The proposed class in the lawsuit includes a family identified in the lawsuit as the “Archers,” who are alleging their children were removed from the home without a court order — and without a true emergency. All names are pseudonyms.
In 2023, “Denise Archer,” the mother of a 9-year-old Bronx girl who has autism and ADHD, brought her to the hospital after she sustained an injury during a meltdown. The hospital, which is legally mandated to report suspected child maltreatment, called about the family. The doctor told ACS that the mother’s explanation was consistent with the injury, according to the complaint, but ACS did an emergency removal of the gril and her two brothers anyway. ACS returned the children two days later.
“Archer,” a 36-year-old Black single mom, again came into contact with ACS a few months later during a dispute with her children’s daycare, in which providers charged the kids were not hygienic or properly dressed. In the coming weeks, she called the child abuse hotline to follow up on services ACS had offered. During an investigation, an ACS caseworker saw her son, then a toddler, had a burn on his arm from a clothes iron, which the mother maintained was an accident.
“I tried to go to ACS to seek some type of assistance when my family was going through a hard time,” the mom said, “and it turned into an almost three-year separation where I had to fight every step of the way to get my kids returned home.”
ACS did another emergency removal of all three children, who were placed in foster care until an appellate court sided with the family. But the family was already traumatized, the lawsuit says. While in foster care, the daughter was involuntarily hospitalized and forcibly medicated, while the toddler and his brother started bed-wetting and engaging in self-harm.
Lawyers for the “Archers” and other impacted families maintain their case is not about the “rare, extreme situations” and “outlier cases” in which the law allows ACS to legally remove children from the home for safety reasons.
ACS said it would review the lawsuit alongside the NYC Law Department, while maintaining the agency keeps families together “whenever that is safely possible.” In more than 97% of child protection cases, children are not removed from their homes, ACS data shows.
“Emergency removals are only considered in circumstances where all other options are ruled out, and teams of highly trained child protective staff determine that a child is in imminent danger and that there is not enough time to get a court order,” said Marisa Kaufman, an ACS spokeswoman.

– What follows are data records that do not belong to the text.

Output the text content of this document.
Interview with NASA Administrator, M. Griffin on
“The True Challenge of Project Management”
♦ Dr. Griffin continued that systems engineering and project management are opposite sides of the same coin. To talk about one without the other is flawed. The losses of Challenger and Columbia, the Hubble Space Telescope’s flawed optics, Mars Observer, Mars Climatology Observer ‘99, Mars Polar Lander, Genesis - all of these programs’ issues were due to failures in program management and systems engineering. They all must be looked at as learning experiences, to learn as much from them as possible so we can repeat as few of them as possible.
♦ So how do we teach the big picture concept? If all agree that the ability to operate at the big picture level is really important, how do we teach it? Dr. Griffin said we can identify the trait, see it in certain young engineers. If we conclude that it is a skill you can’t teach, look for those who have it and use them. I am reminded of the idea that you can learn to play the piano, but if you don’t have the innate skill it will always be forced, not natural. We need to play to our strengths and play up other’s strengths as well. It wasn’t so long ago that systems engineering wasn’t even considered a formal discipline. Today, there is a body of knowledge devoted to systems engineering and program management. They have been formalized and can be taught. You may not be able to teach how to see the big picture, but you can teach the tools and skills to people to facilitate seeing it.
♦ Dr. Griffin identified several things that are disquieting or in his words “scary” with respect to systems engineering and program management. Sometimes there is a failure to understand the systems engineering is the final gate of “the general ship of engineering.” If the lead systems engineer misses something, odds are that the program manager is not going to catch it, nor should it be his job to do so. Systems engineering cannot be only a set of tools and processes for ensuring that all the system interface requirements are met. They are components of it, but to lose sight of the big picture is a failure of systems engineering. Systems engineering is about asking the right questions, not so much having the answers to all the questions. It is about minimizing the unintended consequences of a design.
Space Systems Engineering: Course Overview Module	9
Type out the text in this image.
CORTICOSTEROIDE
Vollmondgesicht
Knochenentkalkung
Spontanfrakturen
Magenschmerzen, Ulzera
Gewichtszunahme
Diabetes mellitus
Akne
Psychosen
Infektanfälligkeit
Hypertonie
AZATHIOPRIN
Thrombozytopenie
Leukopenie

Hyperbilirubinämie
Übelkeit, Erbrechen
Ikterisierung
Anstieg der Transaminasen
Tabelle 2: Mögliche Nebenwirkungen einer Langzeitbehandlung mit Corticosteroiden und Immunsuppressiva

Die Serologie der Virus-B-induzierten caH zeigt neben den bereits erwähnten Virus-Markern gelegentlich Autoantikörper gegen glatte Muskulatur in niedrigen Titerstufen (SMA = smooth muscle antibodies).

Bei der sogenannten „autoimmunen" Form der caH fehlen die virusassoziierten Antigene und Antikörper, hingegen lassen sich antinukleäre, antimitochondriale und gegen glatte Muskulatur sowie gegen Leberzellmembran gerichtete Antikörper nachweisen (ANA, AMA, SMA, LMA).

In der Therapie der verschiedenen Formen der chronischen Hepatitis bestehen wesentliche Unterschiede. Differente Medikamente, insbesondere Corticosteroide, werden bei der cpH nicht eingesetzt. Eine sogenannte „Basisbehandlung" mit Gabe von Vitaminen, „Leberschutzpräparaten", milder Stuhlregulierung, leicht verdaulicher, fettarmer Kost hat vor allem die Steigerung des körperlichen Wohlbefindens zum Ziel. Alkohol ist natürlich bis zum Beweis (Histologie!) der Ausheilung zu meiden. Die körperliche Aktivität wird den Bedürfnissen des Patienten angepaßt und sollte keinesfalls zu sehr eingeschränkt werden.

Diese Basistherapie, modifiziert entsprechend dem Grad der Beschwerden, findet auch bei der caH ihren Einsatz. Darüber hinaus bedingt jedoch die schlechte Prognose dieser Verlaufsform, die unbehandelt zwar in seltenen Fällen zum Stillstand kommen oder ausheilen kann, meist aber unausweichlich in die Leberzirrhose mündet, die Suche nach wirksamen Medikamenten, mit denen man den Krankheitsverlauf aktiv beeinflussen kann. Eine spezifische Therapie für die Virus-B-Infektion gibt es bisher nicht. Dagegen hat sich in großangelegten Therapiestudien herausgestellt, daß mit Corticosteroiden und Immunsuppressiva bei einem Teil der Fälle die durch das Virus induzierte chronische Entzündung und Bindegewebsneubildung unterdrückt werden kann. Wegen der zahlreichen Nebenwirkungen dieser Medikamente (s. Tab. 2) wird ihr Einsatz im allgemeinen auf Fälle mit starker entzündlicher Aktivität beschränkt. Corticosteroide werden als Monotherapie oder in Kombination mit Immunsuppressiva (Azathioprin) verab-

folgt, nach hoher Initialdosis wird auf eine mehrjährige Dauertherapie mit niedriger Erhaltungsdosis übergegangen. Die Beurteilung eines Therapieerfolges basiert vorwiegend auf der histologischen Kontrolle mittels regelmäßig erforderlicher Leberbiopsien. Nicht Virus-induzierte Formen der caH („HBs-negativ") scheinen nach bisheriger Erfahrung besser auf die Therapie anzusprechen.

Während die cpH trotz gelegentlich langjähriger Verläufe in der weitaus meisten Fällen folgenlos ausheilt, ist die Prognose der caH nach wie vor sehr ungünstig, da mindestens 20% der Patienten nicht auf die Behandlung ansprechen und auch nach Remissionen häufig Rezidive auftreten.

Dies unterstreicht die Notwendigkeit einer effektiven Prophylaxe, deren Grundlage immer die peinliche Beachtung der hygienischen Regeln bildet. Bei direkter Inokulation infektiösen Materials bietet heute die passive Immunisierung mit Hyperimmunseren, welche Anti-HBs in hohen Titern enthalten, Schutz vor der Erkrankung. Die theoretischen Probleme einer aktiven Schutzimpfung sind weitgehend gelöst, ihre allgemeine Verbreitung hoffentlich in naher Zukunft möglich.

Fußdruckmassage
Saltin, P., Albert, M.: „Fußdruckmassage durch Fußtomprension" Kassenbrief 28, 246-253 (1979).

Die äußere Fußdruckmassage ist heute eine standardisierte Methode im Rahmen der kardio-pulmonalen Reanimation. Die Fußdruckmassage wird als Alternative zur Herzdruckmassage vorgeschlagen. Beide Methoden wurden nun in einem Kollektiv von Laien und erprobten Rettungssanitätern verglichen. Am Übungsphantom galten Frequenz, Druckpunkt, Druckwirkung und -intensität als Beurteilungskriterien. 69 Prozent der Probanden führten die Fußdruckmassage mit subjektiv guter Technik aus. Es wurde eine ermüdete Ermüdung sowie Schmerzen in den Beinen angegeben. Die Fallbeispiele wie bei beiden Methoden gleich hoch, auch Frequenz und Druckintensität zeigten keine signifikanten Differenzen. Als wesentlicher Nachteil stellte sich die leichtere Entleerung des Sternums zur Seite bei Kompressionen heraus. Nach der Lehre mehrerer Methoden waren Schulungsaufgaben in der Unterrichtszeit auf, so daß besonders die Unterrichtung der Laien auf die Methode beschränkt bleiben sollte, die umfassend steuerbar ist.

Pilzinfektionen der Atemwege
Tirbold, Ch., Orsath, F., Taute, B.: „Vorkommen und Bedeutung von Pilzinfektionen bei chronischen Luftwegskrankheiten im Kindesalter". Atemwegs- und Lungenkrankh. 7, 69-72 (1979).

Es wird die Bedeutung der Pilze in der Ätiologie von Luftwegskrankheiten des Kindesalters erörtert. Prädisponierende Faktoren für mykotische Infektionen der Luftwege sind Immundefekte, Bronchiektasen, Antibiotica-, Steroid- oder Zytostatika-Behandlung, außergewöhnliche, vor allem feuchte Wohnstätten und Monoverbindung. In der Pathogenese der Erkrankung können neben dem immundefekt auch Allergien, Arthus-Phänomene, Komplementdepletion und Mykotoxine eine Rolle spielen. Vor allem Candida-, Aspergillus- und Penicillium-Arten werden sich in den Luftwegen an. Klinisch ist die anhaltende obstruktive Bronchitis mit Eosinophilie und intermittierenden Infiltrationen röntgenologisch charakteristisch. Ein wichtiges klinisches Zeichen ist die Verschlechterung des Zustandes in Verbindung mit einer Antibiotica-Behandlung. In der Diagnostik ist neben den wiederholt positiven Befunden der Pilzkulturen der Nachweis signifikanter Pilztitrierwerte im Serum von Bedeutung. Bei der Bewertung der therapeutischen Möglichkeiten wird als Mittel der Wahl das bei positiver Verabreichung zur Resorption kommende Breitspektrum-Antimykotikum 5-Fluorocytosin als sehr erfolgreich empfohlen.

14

According to ACS data in the lawsuit, more than half of child removals now happen without a court order, some 1,400-1,500 children each year. In more than a quarter of such cases, a judge at the post-removal initial hearing does not find a legal justification for the child to remain in state custody.
The data also shows that emergency removals impact Black and Latino families “almost exclusively,” read the complaint. More than 90% of the children removed from their families on an emergency basis are Black or Hispanic. In 2025, ACS removed 1,397 children as an emergency, and 1,131 were Black or Hispanic.
Lawyers for the plaintiffs also note that ACS can typically obtain a removal order within “just a few hours or less,” providing the agency with plenty of time to seek an expedited judicial approval.
“ACS has perverted a profound but limited government power into a widespread and unconstitutional policy of extrajudicial family separation,” said David Shalleck-Klein, executive director of the Family Justice Law Center. “Today, because of the bravery of the families leading this landmark class action lawsuit, meaningful change is possible.”